Agricultural wastes encompasses all agricultural wastes such as straw, stem, stalk, leaves, husk, shell, peel, pulp, stubble, etc. which come from cereals (rice, wheat, maize or corn, sorghum, barley, millet), cotton, groundnut, jute, legumes (tomato, bean, soy) coffee, coconut, cacao, tea, fruits (banana, mango, coco, cashew) and palm oil.

A wide range of thermal technologies exists to convert the energy stored in agricultural wastes to more useful forms of energy. These technologies can be classified according to the principal energy carrier produced in the conversion process. The major methods of thermal conversion are combustion in excess air, gasification in reduced air, and pyrolysis in the absence of air.

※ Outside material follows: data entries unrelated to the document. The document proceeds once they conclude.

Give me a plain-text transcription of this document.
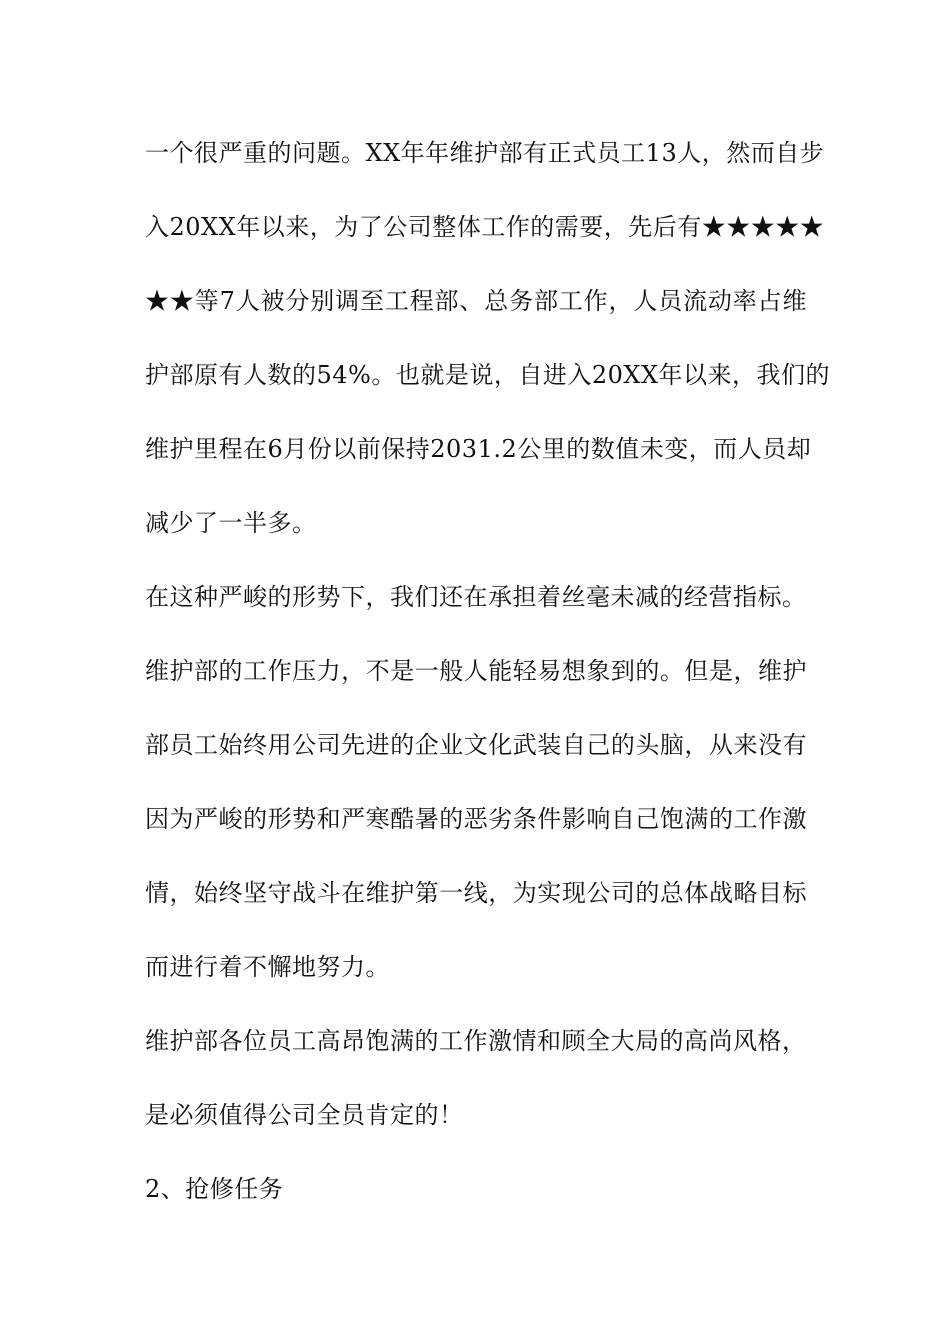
一个很严重的问题。XX年年维护部有正式员工13人，然而自步
入20XX年以来，为了公司整体工作的需要，先后有★★★★★
★★等7人被分别调至工程部、总务部工作，人员流动率占维
护部原有人数的54%。也就是说，自进入20XX年以来，我们的
维护里程在6月份以前保持2031.2公里的数值未变，而人员却
减少了一半多。
在这种严峻的形势下，我们还在承担着丝毫未减的经营指标。
维护部的工作压力，不是一般人能轻易想象到的。但是，维护
部员工始终用公司先进的企业文化武装自己的头脑，从来没有
因为严峻的形势和严寒酷暑的恶劣条件影响自己饱满的工作激
情，始终坚守战斗在维护第一线，为实现公司的总体战略目标
而进行着不懈地努力。
维护部各位员工高昂饱满的工作激情和顾全大局的高尚风格，
是必须值得公司全员肯定的！
2、抢修任务
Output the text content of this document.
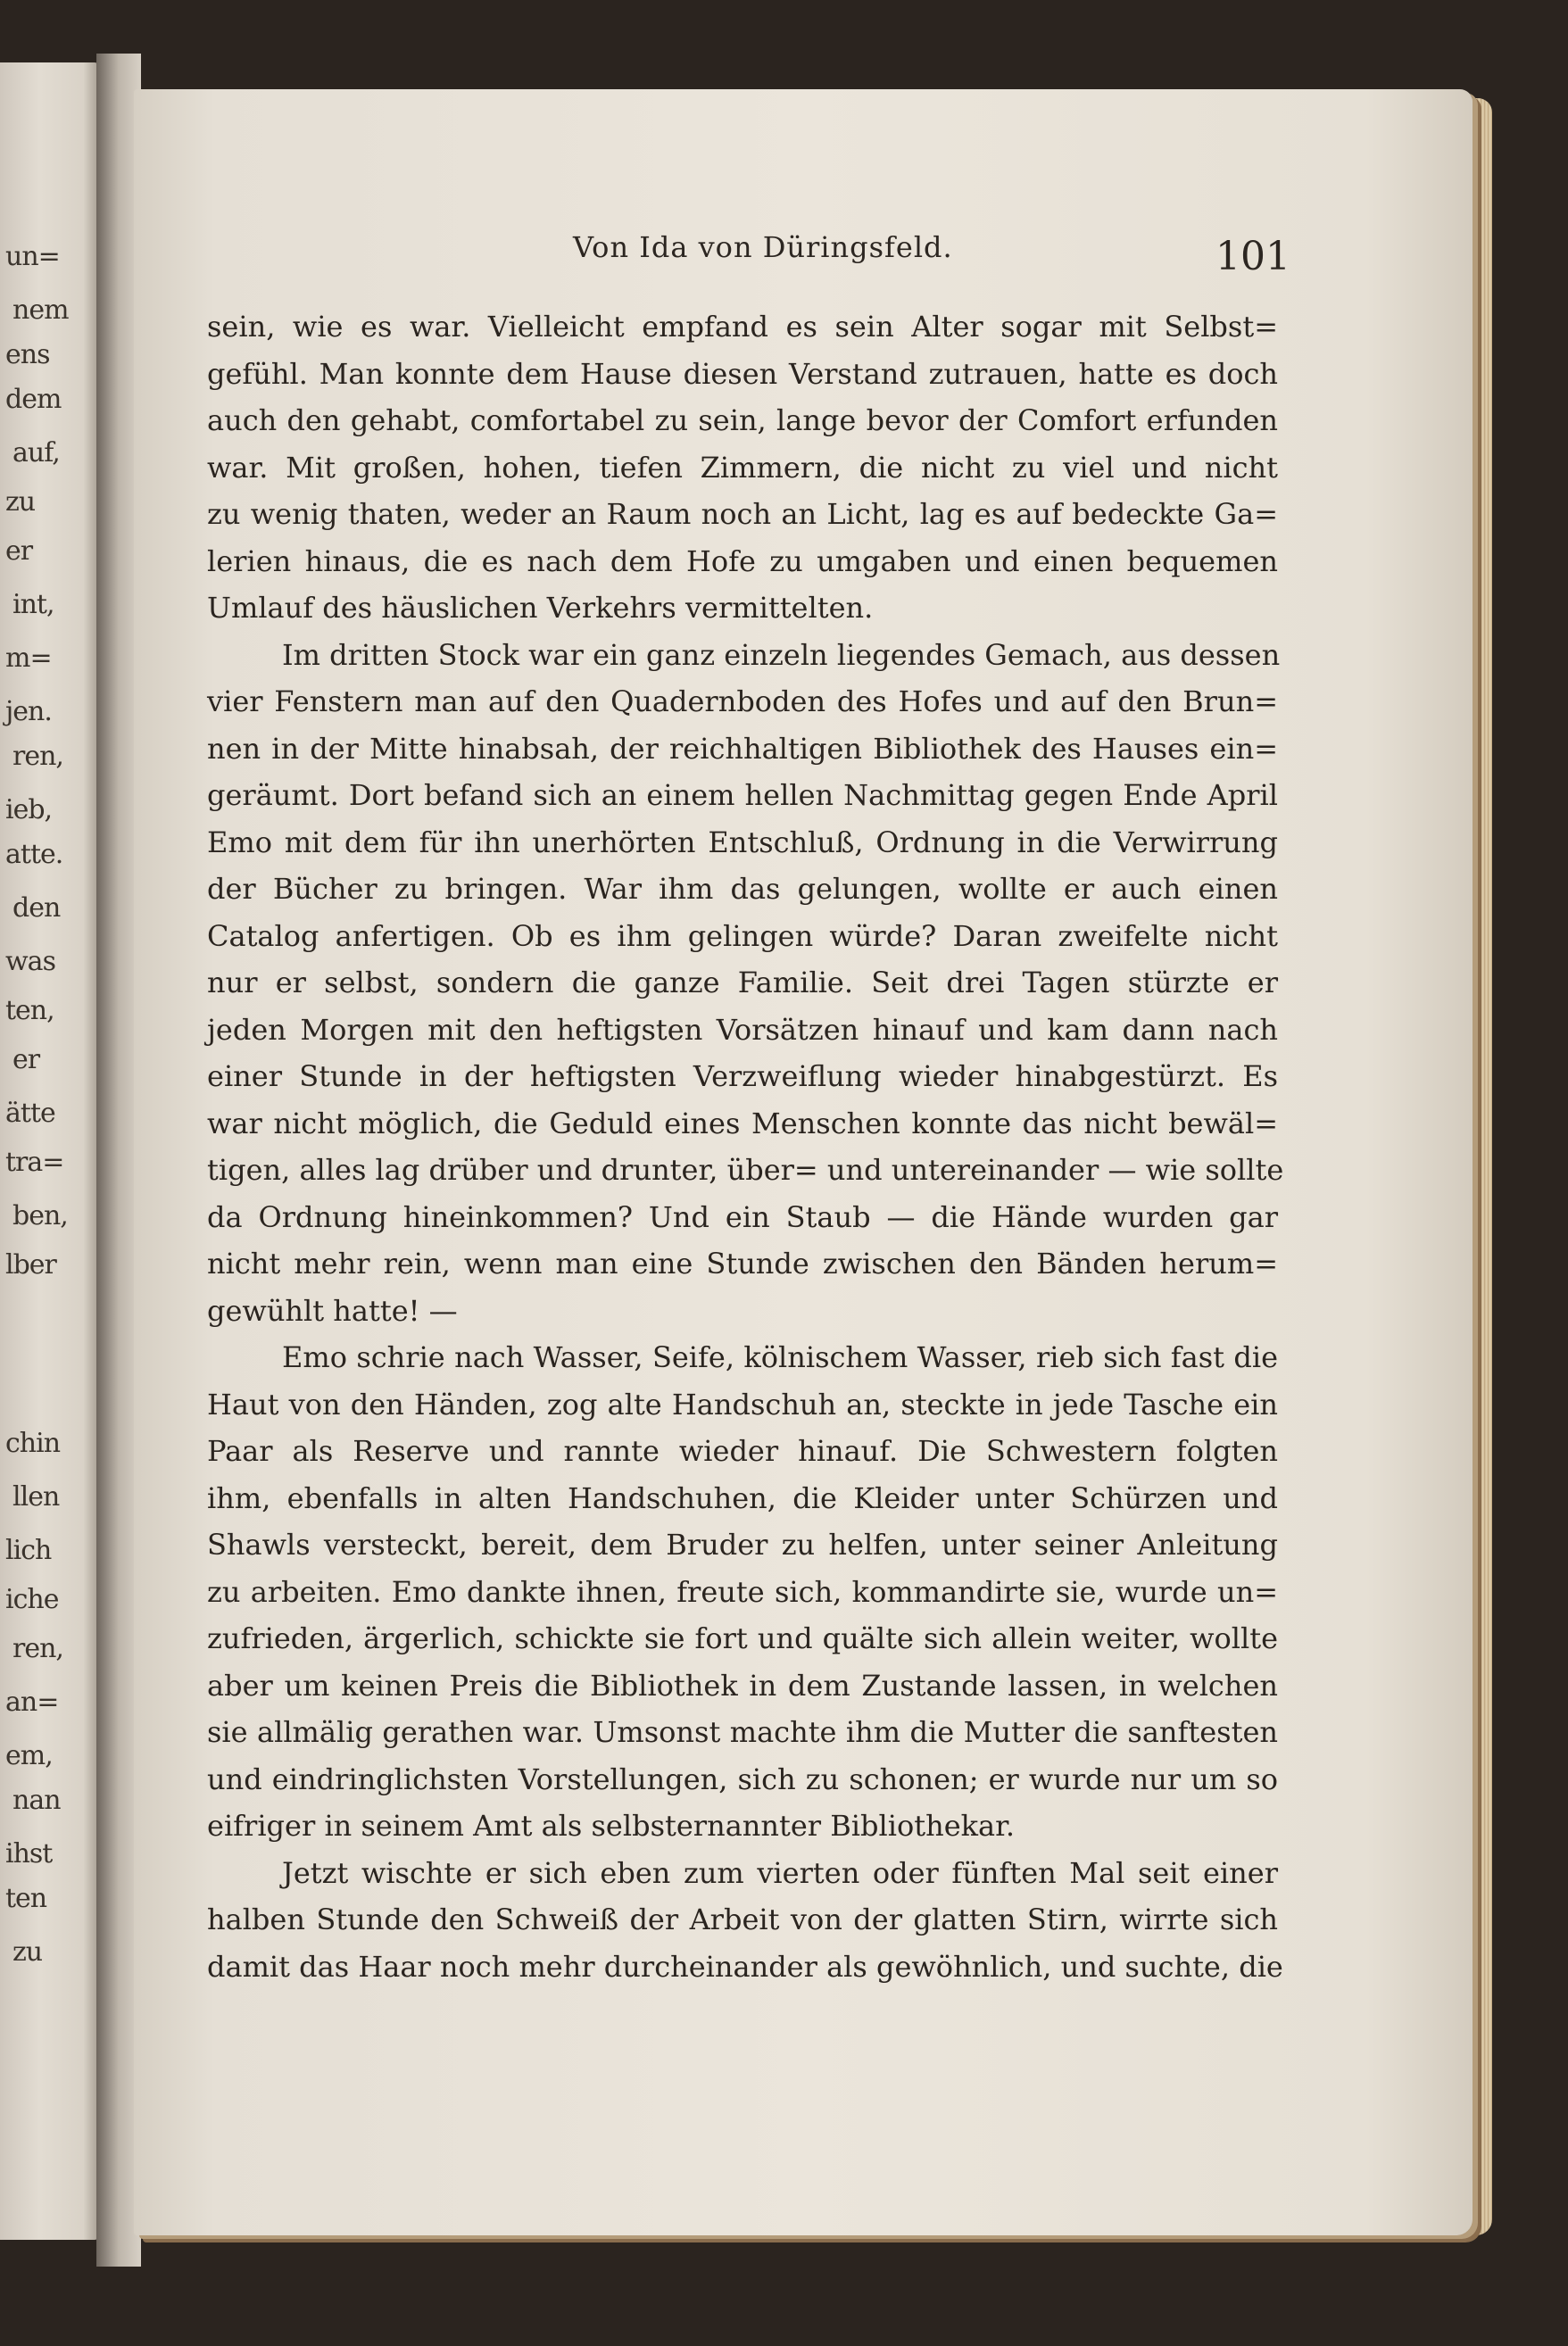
un=
nem
ens
dem
auf,
zu
er
int,
m=
jen.
ren,
ieb,
atte.
den
was
ten,
er
ätte
tra=
ben,
lber
chin
llen
lich
iche
ren,
an=
em,
nan
ihst
ten
zu
Von Ida von Düringsfeld.	101
sein, wie es war. Vielleicht empfand es sein Alter sogar mit Selbst=
gefühl. Man konnte dem Hause diesen Verstand zutrauen, hatte es doch
auch den gehabt, comfortabel zu sein, lange bevor der Comfort erfunden
war. Mit großen, hohen, tiefen Zimmern, die nicht zu viel und nicht
zu wenig thaten, weder an Raum noch an Licht, lag es auf bedeckte Ga=
lerien hinaus, die es nach dem Hofe zu umgaben und einen bequemen
Umlauf des häuslichen Verkehrs vermittelten.
Im dritten Stock war ein ganz einzeln liegendes Gemach, aus dessen
vier Fenstern man auf den Quadernboden des Hofes und auf den Brun=
nen in der Mitte hinabsah, der reichhaltigen Bibliothek des Hauses ein=
geräumt. Dort befand sich an einem hellen Nachmittag gegen Ende April
Emo mit dem für ihn unerhörten Entschluß, Ordnung in die Verwirrung
der Bücher zu bringen. War ihm das gelungen, wollte er auch einen
Catalog anfertigen. Ob es ihm gelingen würde? Daran zweifelte nicht
nur er selbst, sondern die ganze Familie. Seit drei Tagen stürzte er
jeden Morgen mit den heftigsten Vorsätzen hinauf und kam dann nach
einer Stunde in der heftigsten Verzweiflung wieder hinabgestürzt. Es
war nicht möglich, die Geduld eines Menschen konnte das nicht bewäl=
tigen, alles lag drüber und drunter, über= und untereinander — wie sollte
da Ordnung hineinkommen? Und ein Staub — die Hände wurden gar
nicht mehr rein, wenn man eine Stunde zwischen den Bänden herum=
gewühlt hatte! —
Emo schrie nach Wasser, Seife, kölnischem Wasser, rieb sich fast die
Haut von den Händen, zog alte Handschuh an, steckte in jede Tasche ein
Paar als Reserve und rannte wieder hinauf. Die Schwestern folgten
ihm, ebenfalls in alten Handschuhen, die Kleider unter Schürzen und
Shawls versteckt, bereit, dem Bruder zu helfen, unter seiner Anleitung
zu arbeiten. Emo dankte ihnen, freute sich, kommandirte sie, wurde un=
zufrieden, ärgerlich, schickte sie fort und quälte sich allein weiter, wollte
aber um keinen Preis die Bibliothek in dem Zustande lassen, in welchen
sie allmälig gerathen war. Umsonst machte ihm die Mutter die sanftesten
und eindringlichsten Vorstellungen, sich zu schonen; er wurde nur um so
eifriger in seinem Amt als selbsternannter Bibliothekar.
Jetzt wischte er sich eben zum vierten oder fünften Mal seit einer
halben Stunde den Schweiß der Arbeit von der glatten Stirn, wirrte sich
damit das Haar noch mehr durcheinander als gewöhnlich, und suchte, die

Conventional combustion technologies raise steam through the combustion of biomass. This steam may then be expanded through a conventional turbo-alternator to produce electricity. Co-firing or co-combustion of agricultural wastes with coal and other fossil fuels can provide a short-term, low-risk, low-cost option for producing renewable energy while simultaneously reducing the use of fossil fuels. Co-firing has the major advantage of avoiding the construction of new, dedicated, biomass power plant.

Gasification of agricultural wastes takes place in a restricted supply of oxygen and occurs through initial devolatilization of the biomass, combustion of the volatile material and char, and further reduction to produce a fuel gas rich in carbon monoxide and hydrogen. This combustible gas has a lower calorific value than natural gas but can still be used as fuel for boilers, for engines, and potentially for combustion turbines after cleaning the gas stream of tars and particulates. Biomass power systems using gasification has followed two divergent pathways, which are a function of the scale of operations. At sizes much less than 1MW, the preferred technology combination today is a moving bed gasifier and ICE combination, while at scales much larger than 10 MW, the combination is of a fluidized bed gasifier and a gas turbine.

Pyrolysis enables agricultural residues to be converted to a combination of solid char, gas and a liquid bio-oil. Pyrolysis technologies are generally categorized as “fast” or “slow” according to the time taken for processing the feed into pyrolysis products. Bio-oil can act as a liquid fuel or as a feedstock for chemical production. A range of bio-oil production processes are under development, including fluid bed reactors, ablative pyrolysis, entrained flow reactors, rotating cone reactors, and vacuum pyrolysis.